Reaching Cloverdale, I realized there were large buildings high up the hill above the town. Instead of turning around as I’d originally planned, I continued on and up the hill. Around the first turn, I saw an old Ford Falcon, nicely polished and on display. My grandmother had one of these. I used to drive it through town. A man was working on the car and I chatted with him a bit. He was getting it ready for sale. I pushed on and reached the top of the hill, figuring out it was the town’s schools, next to a small community college.
The run kept going. I was hitting double digits now, and had added a few offshoot roads to keep the miles adding up. I had a goal in mind and I didn’t want to come up short.
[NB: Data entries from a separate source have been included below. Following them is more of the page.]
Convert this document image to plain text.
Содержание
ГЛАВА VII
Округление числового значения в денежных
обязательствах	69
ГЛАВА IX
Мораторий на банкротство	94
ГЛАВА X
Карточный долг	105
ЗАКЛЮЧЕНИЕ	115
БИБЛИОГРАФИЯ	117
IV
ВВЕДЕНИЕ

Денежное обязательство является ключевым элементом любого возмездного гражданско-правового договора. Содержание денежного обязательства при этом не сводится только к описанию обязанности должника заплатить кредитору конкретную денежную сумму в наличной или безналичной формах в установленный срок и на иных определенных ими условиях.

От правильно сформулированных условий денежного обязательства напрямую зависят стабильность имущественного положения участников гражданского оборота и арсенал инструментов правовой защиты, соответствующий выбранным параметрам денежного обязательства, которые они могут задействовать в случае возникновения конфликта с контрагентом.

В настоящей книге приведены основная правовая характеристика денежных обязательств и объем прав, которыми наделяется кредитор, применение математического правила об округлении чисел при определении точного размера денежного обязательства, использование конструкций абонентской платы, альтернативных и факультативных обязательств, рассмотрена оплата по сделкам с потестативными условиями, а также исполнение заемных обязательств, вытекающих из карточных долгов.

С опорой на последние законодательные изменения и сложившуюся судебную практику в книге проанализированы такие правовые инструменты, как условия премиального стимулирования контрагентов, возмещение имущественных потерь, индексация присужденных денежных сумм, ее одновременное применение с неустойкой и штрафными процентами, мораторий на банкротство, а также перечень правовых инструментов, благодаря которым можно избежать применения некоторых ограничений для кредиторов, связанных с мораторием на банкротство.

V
I was mindful that my pulse was slow and breathing very easy. Only once and for just a few minutes, was my heart rate escalated, as I climbed a hilly portion of the road. I was determined to pace myself out this time and not burn out early.
Ultimately, I ran 20 miles (32 kilometers), which I decided on to honor my cousin, who was 32 years old when he died. I felt like he’d been along the road and out in the fields with me on that run, and it wouldn’t be right not to recognize his participation. I wasn’t aware really, about my pace. I ended up running it at an average pace of 8:52, which if I’d done a complete marathon would have come in at 3 hours and 53 minutes! I would have P.R.’d after all, if I had decided to run the marathon in the morning. But this meant more than that. I wouldn’t have had the peace or healing from that, that I got from this morning’s run.
And that takes me to the title of this post: Running through grief. Not away from grief, but through it. Not escaping the feelings, but working through them. Running has always been an outlet for me, and yet in the darkest times, I run from it. Maybe I’m afraid it would mean running from the things I must face. But every time I run, even the times I force myself to get out there like I did last Tuesday, I realize just a few steps into the run that it is precisely what I needed to cope and be strong to face the challenges.
Years ago, I identified the connection between me running or not, and whether I was a caring human being, or a jerk instead. If I wanted to make sense of the world around me, I had to move the earth under my feet for at least several hours each week. But there is a big difference between knowing what you should be doing, and having the drive to do it. I recognize that depression is a roller coaster of feelings, and will be for awhile. We all grieve in our own way and by our own timeline. Even running, though therapeutic, cannot be forced. It has to happen when the time is right, as I found out this week.
As I run through this grief, I am challenged to hold tight to the things I love about this activity, and not walk away from them. I am also challenged to let go of the unnecessary dogma I have subscribed to over the years, perhaps to clear the way for a new chapter of my running journey.